I wrote this about two years ago (Oh man! Two years?) But I still find it fascinating!
If you haven’t heard the song, Pork and Beans, by the rock band Weezer, you'll need to check it out (embedded above).
“What?” you say, “does Weezer have anything to do with writing?” I will tell you, but first I want to contemplate rejection. *putting hand up to chin in thoughtful pose*
Did you know that Stephen King got so many rejection letters that he nailed them on a spike under a board in his bedroom? When he tried to get Carrie published, the publisher said, “We are not interested in science fiction which deals with negative utopias. They do not sell.”
Dr. Seuss’s work was rejected over fifteen times before he found an editor to even look at his work.

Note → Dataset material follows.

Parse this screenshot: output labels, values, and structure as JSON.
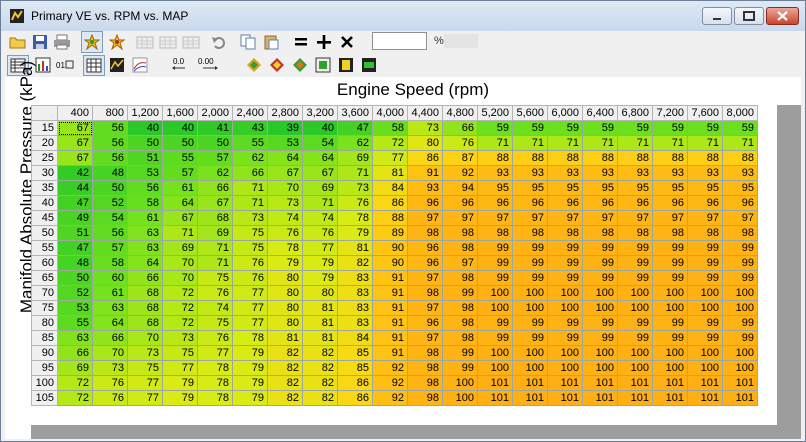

Madeleine L’Engle was rejected by twenty-six publishers before A Wrinkle in Time was picked up. It is now in it’s sixty-ninth printing.
J.K. Rowling was rejected by nine publishers for Harry Potter. Nine times!!!! Wha....?
What does this mean? Anyone who is in the writing field or publishing field will tell you, rejection is a part of writing. It is at every turn. Critique groups, publishers, editors, …the list goes on and on. But take heart you are not alone!
Which brings me back to the band Weezer.
Weezer was working with a label who wanted them to write catchier songs to make themselves more marketable (according to the producers), and rejected many of the songs they had been working on. Weezer left the them and with the inspiration of the meeting that day wrote the hit Pork and Beans.
Their video had 3.5 million views before even appearing on MTV.
So here's to rejection! Whoop! It only leads to success.
Have any of you had a time when you were rejected, but kept working until the fabulous day came?